The movie Albert Brooks wants to delete from history: “I can’t stand the way it ends”
Sometimes, the men and women who stand a little more in the background, the original influencers, who tried out new ideas and did things first, allowing others to come and take a lot of the plaudits and the cash, don’t quite get the recognition they deserve, and that could be said of Albert Brooks, a stand-up comic and actor who ran so the likes of Steve Martin and Andy Kaufman could walk.
Although Brooks is much more of a household name in the States than elsewhere and a familiar face thanks to his regular appearances on chat shows like David Letterman’s, he was a pioneer of confessional, self-deprecating stand-up and even made the SNL blueprint for Lonely Island and Please Don’t Destroy by making short video clips for the show in its early seasons.
He started directing his own comedy movies late in the 1970s, writing with This is Spinal Tap’s Harry Shearer, making several critically acclaimed, but not hugely successful films over the next decade, like 1985’s road movie Lost in America. He did find a moderate amount of fame and an Oscar nomination in front of the camera through James L Brooks’ Broadcast News in 1987, the hit romantic comedy about a TV news team who have regular breakdowns on- and off-camera.
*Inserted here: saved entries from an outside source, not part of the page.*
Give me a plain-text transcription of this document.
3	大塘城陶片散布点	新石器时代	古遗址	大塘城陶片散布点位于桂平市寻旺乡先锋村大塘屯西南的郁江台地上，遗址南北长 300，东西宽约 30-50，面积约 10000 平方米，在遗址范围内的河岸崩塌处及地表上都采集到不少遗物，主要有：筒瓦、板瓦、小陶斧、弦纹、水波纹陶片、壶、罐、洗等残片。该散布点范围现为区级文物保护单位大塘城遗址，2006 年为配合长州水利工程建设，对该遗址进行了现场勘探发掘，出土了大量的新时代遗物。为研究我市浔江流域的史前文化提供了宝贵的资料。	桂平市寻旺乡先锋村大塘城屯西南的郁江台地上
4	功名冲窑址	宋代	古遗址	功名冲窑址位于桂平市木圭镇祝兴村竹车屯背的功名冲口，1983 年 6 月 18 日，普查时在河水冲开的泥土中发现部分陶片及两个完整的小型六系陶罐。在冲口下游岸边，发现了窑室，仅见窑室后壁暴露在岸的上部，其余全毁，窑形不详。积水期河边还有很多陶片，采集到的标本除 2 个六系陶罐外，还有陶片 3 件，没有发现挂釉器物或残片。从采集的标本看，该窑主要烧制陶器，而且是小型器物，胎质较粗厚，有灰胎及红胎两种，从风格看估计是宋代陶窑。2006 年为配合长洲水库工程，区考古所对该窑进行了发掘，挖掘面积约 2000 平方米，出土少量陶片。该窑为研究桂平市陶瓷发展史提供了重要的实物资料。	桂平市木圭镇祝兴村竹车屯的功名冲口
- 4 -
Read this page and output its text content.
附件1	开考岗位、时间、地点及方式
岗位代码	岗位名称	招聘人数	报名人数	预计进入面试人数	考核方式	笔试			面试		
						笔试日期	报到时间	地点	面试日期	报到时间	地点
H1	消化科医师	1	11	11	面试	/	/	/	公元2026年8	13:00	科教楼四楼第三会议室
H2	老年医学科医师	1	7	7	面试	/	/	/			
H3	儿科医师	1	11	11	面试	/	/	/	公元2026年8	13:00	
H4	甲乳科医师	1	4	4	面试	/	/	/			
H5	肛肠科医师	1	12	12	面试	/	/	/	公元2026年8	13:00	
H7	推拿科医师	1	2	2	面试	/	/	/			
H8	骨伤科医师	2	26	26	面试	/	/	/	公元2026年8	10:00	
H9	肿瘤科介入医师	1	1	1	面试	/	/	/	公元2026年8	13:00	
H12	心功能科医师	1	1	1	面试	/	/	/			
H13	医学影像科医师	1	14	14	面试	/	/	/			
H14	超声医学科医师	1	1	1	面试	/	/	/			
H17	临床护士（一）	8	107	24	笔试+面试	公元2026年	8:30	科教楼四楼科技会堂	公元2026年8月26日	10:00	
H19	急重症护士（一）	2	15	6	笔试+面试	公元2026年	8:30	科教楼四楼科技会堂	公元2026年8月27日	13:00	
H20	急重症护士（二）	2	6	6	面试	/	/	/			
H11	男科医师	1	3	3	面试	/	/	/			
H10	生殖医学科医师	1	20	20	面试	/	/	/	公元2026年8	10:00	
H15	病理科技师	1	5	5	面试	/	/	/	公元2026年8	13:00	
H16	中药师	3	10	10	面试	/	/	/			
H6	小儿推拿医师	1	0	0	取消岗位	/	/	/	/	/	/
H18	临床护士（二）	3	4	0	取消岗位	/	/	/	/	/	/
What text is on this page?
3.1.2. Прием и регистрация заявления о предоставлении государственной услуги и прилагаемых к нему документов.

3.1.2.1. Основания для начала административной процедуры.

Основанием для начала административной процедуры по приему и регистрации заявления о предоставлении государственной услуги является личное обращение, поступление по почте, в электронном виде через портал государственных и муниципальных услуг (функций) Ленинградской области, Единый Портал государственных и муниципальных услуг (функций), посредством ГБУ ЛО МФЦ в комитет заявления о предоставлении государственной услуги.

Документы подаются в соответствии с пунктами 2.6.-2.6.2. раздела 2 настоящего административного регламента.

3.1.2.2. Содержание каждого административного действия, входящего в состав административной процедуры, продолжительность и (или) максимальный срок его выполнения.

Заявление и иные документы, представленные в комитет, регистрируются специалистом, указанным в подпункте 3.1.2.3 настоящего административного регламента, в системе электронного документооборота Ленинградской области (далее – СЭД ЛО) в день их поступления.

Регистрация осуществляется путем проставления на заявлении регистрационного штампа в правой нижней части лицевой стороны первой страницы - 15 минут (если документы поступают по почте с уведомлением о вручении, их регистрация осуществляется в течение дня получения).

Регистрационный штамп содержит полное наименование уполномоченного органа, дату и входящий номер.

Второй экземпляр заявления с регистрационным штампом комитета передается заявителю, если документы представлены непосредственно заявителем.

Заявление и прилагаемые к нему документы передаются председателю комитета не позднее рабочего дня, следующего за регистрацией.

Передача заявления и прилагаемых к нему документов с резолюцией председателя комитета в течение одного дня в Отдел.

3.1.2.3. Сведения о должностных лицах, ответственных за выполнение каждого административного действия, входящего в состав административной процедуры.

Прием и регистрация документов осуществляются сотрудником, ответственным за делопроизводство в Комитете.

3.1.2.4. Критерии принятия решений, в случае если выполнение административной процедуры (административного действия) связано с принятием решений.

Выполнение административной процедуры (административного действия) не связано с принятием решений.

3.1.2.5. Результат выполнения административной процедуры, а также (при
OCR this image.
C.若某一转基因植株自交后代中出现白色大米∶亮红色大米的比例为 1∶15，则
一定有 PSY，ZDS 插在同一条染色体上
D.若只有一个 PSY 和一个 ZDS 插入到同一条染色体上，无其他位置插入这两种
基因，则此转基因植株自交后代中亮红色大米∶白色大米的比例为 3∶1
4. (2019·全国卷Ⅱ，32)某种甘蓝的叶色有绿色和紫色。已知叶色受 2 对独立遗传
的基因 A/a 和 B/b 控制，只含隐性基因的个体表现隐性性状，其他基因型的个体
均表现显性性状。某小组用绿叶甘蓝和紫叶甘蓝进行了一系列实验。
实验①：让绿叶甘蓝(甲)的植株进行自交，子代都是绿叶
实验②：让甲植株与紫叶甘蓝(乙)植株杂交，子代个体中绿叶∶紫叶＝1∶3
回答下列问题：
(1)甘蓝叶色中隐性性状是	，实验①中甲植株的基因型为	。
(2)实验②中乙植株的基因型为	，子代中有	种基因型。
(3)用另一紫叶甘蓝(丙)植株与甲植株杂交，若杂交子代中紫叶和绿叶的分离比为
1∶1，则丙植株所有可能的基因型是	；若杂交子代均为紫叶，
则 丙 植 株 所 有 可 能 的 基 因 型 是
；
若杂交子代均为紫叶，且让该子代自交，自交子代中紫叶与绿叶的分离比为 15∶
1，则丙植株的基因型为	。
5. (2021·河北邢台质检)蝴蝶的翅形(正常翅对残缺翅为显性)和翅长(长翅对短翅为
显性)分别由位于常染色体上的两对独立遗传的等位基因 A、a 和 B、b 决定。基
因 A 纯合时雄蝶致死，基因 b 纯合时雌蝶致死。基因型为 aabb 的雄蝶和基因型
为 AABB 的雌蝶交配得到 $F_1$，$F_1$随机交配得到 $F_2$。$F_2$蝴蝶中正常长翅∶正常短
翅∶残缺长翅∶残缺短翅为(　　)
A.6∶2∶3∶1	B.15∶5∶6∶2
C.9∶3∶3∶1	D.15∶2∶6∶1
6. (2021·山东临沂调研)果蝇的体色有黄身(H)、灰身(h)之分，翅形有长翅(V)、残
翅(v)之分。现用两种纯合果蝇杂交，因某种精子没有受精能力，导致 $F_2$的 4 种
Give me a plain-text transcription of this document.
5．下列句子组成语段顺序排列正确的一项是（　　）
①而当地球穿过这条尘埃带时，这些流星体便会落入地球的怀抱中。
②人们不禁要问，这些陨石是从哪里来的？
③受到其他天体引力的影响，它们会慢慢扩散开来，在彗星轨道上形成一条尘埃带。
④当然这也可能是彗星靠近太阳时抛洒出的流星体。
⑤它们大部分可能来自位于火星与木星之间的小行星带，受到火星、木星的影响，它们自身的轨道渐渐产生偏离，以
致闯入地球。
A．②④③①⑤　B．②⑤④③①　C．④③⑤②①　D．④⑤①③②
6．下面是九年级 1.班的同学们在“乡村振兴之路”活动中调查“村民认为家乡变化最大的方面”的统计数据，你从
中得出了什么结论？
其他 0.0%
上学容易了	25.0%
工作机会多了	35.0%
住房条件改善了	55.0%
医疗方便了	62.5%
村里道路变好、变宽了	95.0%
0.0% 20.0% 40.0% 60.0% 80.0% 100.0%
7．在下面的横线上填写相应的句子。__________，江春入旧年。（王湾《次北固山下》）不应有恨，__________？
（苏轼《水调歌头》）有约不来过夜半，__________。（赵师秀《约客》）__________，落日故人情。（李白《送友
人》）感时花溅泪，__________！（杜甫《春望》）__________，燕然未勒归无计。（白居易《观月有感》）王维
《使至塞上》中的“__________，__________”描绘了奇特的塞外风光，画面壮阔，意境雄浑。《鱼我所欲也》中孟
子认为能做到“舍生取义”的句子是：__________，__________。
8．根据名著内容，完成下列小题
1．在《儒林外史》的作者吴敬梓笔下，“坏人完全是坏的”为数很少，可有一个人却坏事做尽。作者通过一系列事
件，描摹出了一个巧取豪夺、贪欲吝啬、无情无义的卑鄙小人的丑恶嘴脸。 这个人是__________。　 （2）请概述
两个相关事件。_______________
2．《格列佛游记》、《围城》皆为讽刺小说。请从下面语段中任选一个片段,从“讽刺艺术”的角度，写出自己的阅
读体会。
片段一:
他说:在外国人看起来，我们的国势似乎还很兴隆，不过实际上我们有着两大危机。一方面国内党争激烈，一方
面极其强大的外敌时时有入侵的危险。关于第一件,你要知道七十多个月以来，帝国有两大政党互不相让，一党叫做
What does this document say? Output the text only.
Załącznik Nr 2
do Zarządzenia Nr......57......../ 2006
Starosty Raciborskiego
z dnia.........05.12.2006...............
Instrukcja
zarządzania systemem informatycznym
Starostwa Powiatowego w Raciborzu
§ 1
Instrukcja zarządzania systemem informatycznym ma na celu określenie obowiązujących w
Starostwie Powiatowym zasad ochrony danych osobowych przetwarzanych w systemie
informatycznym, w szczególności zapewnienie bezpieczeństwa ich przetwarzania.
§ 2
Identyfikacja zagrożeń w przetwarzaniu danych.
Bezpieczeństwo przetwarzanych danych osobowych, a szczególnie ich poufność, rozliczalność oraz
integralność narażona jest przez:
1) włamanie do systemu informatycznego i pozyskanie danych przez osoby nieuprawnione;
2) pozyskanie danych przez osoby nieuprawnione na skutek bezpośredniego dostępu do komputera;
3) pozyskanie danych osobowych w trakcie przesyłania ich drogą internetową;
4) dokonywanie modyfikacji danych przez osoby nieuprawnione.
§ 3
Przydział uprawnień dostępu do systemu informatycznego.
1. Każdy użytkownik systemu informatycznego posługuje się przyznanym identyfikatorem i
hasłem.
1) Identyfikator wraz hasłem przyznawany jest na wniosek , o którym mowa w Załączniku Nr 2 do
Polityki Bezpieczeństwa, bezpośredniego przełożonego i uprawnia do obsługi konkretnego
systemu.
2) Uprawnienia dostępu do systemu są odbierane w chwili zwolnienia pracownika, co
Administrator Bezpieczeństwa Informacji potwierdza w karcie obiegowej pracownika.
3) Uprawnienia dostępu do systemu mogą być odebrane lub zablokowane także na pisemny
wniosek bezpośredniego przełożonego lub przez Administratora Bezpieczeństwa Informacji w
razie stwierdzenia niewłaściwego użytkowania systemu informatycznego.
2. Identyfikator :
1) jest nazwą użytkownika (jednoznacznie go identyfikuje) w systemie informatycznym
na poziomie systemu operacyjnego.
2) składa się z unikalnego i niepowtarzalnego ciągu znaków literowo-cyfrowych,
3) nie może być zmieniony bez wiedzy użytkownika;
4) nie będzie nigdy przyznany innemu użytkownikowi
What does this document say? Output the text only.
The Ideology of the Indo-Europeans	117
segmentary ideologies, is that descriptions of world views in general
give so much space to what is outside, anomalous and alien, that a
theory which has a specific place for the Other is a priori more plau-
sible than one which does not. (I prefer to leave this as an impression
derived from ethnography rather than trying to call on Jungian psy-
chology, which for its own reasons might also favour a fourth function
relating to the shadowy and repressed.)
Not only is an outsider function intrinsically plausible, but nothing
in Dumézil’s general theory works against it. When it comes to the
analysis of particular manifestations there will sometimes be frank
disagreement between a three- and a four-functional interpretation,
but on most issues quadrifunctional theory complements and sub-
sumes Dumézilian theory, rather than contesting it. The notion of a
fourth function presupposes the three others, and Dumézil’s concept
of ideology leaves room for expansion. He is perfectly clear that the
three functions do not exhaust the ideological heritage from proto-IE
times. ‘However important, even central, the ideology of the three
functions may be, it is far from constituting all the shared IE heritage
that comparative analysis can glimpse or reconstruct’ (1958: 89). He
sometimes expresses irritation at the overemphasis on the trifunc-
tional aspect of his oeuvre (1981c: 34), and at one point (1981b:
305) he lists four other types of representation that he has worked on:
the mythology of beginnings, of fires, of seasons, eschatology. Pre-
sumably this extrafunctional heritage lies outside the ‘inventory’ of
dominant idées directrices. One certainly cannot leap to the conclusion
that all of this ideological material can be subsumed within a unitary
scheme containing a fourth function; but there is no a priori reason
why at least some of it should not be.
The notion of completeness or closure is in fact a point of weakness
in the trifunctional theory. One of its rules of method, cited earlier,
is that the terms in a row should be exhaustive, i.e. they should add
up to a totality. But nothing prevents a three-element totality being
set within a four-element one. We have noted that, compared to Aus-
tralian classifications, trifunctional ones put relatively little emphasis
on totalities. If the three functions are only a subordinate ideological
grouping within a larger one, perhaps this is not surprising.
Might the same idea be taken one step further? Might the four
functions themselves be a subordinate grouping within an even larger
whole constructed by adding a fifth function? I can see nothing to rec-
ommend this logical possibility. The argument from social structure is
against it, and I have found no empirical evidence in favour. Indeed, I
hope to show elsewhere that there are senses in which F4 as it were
Brooks’ reputation was strong enough that he was able to entice Meryl Streep to star opposite him in 1991’s heaven-based fantasy Defending Your Life, which again critics enjoyed but struggled to break even at the box office, and three years later he made a film that looking back on he has major issues with, mainly about the way it was directed and edited, against his wishes.
He told Vanity Fair, “I wrote this movie with Monica Johnson called The Scout that Michael Ritchie directed. I can’t stand the way it ends, and it was a fight that I lost. I yelled so loud at [producer and TV exec] Peter Chernin, I never worked at Fox again. I lost my temper.”
The Scout starred Brooks and Brendan Fraser in an early role and was about an up-and-coming baseball star who flops, causing the New York Yankees scout who discovered him to be punished by being sent to Mexico to find the next best thing instead.
It was not a cheap film to make by any means, with a production budget of some $20million, a fortune more than 30 years ago, but it only brought back just over $2m in gate receipts, a disaster for 20th Century Fox.
Brooks added: “ I went crazy, and I said [to Chernin], ‘Look, you’re not the one in the paper getting… ‘ And, sure enough, The New York Times, it was like the reviewer was listening. She said, ‘I’m so surprised that Albert Brooks would end a movie this way’. And I’m going, ‘Albert Brooks didn’t end a movie this way!’”
Brooks took a step back and then went on to do a considerable amount of voiceover work, not least as Marlin in Pixar’s Finding Nemo in 2003. He then found himself in demand as a hero of Judd Apatow’s and appeared in movies like Paul Rudd’s This is 40, as well as receiving a raft of awards for his performance in the Ryan Gosling thriller Drive in 2011 as the vicious gangster Bernie Rose.